Process tends to derail the best-laid plans. Just ask Keith Krueger, CEO of the Consortium for School Networking.
Schools and districts are now well versed in how to apply for and obtain E-Rate funding to build better networks within their schools. The issue then? The focus needs to shift and begin addressing how to give access to students and staff when they’re not at school, Krueger says.
The future emphasis must be on broadband if districts truly want to reimagine education, he argues. EdTech magazine’s managing editor, Jena Passut, chatted with Krueger about how to change the way schools fund and plan for networks in order to best support teaching and learning going forward.
EDTECH: You conducted a work study on digital equity while you were an associate in practice at Harvard’s Graduate School of Education. Can you tell us what you learned?
KRUEGER: Digital equity is the civil rights issue of today. While we have been talking about the digital divide for the past two decades, the bulk of our time, energy and money has been about at-school access.
That made sense when most classrooms lacked broadband and Wi-Fi. But with the new, expanded E-Rate, we are on a path to solving that problem. If we really want to create environments for digital learning, we must have broadband access beyond the school.
The hardest aspect to solve is at-home access for students from low-income families. Households earning less than $25,000 a year are half as likely to have broadband internet access as families that are well-off. This is no longer simply “nice-to-have,” but core to learning today.
Unfortunately, more than 75 percent of school districts report that they are doing nothing about outside-of-school broadband access. My focus was on what innovative school leaders are doing about addressing digital equity.
EDTECH: How did you get into the field of educational technology?
KRUEGER: I backed into it from a background in policy work on Capitol Hill. My family are all educators, and I was working on telecommunications policy. I was less interested in industry fights than in how we use the internet to address urgent challenges in education, health and libraries. Eventually, I realized that I was good at building coalitions for public purposes (and I got a small shot at redemption from my family when I focused on using technology to transform learning).

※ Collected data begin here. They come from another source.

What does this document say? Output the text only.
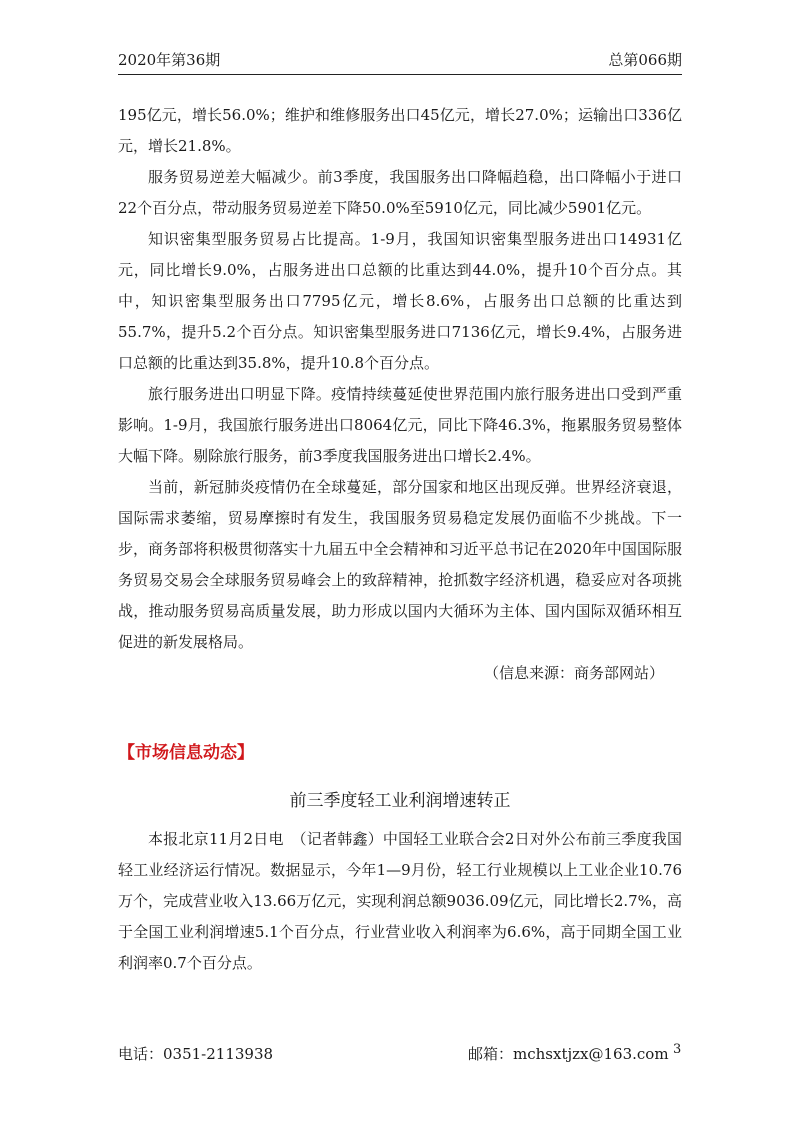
2020年第36期	总第066期

195亿元，增长56.0%；维护和维修服务出口45亿元，增长27.0%；运输出口336亿元，增长21.8%。

服务贸易逆差大幅减少。前3季度，我国服务出口降幅趋稳，出口降幅小于进口22个百分点，带动服务贸易逆差下降50.0%至5910亿元，同比减少5901亿元。

知识密集型服务贸易占比提高。1-9月，我国知识密集型服务进出口14931亿元，同比增长9.0%，占服务进出口总额的比重达到44.0%，提升10个百分点。其中，知识密集型服务出口7795亿元，增长8.6%，占服务出口总额的比重达到55.7%，提升5.2个百分点。知识密集型服务进口7136亿元，增长9.4%，占服务进口总额的比重达到35.8%，提升10.8个百分点。

旅行服务进出口明显下降。疫情持续蔓延使世界范围内旅行服务进出口受到严重影响。1-9月，我国旅行服务进出口8064亿元，同比下降46.3%，拖累服务贸易整体大幅下降。剔除旅行服务，前3季度我国服务进出口增长2.4%。

当前，新冠肺炎疫情仍在全球蔓延，部分国家和地区出现反弹。世界经济衰退，国际需求萎缩，贸易摩擦时有发生，我国服务贸易稳定发展仍面临不少挑战。下一步，商务部将积极贯彻落实十九届五中全会精神和习近平总书记在2020年中国国际服务贸易交易会全球服务贸易峰会上的致辞精神，抢抓数字经济机遇，稳妥应对各项挑战，推动服务贸易高质量发展，助力形成以国内大循环为主体、国内国际双循环相互促进的新发展格局。

（信息来源：商务部网站）

【市场信息动态】
前三季度轻工业利润增速转正

本报北京11月2日电　（记者韩鑫）中国轻工业联合会2日对外公布前三季度我国轻工业经济运行情况。数据显示，今年1—9月份，轻工行业规模以上工业企业10.76万个，完成营业收入13.66万亿元，实现利润总额9036.09亿元，同比增长2.7%，高于全国工业利润增速5.1个百分点，行业营业收入利润率为6.6%，高于同期全国工业利润率0.7个百分点。

电话：0351-2113938	邮箱：mchsxtjzx@163.com 3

EDTECH: What are some roadblocks educators face when it comes to implementing technology in classrooms?
KRUEGER: There are many, but I would say that ubiquity and access, as well as having leadership capacity, are at the top of the list.
By ubiquity I mean that every student and teacher needs his or her own device (or more than one), and it needs to have robust connectivity at school and outside of school.
The reality is that in too many places, we have managed our educational networks for scarcity rather than designing for digital learning. That requires leaders who see the potential for doing learning in new ways, not simply layering technology on top of what we have always done. Leaders must create the culture and vision for innovation.
EDTECH: What do we want learning to look like in, say, five or 10 years?
KRUEGER: Too often, we start with the cool new tools, rather than starting with learning.
For example, the maker movement is a big trend today, but school leaders should start by asking what problems they are trying to solve with those efforts. When that happens, we are driven by the educational need, not simply the new tools.
CoSN, in partnership with the New Media Consortium, annually produces the Horizon K–12 report on emerging technologies for learning. The new issue comes out in mid-September. This year, CoSN is releasing a toolkit with the free report to help educators have that conversation with their PTA, school board and other community members.
EDTECH: Every fall, CoSN conducts its infrastructure survey — in partnership with AASA, the School Superintendents Association — to understand broadband, Wi-Fi and the state of connectivity in the U.S. Is there reason to be optimistic?
KRUEGER: We will be releasing those findings in October. With the expansion of E-Rate and focus on broadband and Wi-Fi, we are making progress toward robust connectivity. But we cannot lose sight that there are serious challenges that remain, especially high recurring costs. Network speed, capacity, and lack of broadband competition in some communities, are very big challenges.
EDTECH: Finally, can you share your thoughts on how schools can bridge the homework tech gap?
KRUEGER: There are many things that can be done to address outside-of-school broadband access. Some school districts are putting Wi-Fi on buses so that time in transit can be productively put to learning. Others are loaning out mobile hotspots or paying for subsidized home internet access for low-income families.
Many school districts are partnering with local businesses to map out public Wi-Fi for students before and after school, and then working with their cities to fill in the Wi-Fi deserts in their communities so that the opportunities for learning are ubiquitous.
Increasingly, school systems will be making wide-area internet available from their schools to their learning resources in the surrounding communities. The bottom line is that there are many potential strategies and potential partners to address digital equity. But districts have to get started. They can download a toolkit on what we found and tips for action at cosn.org/digital-equity.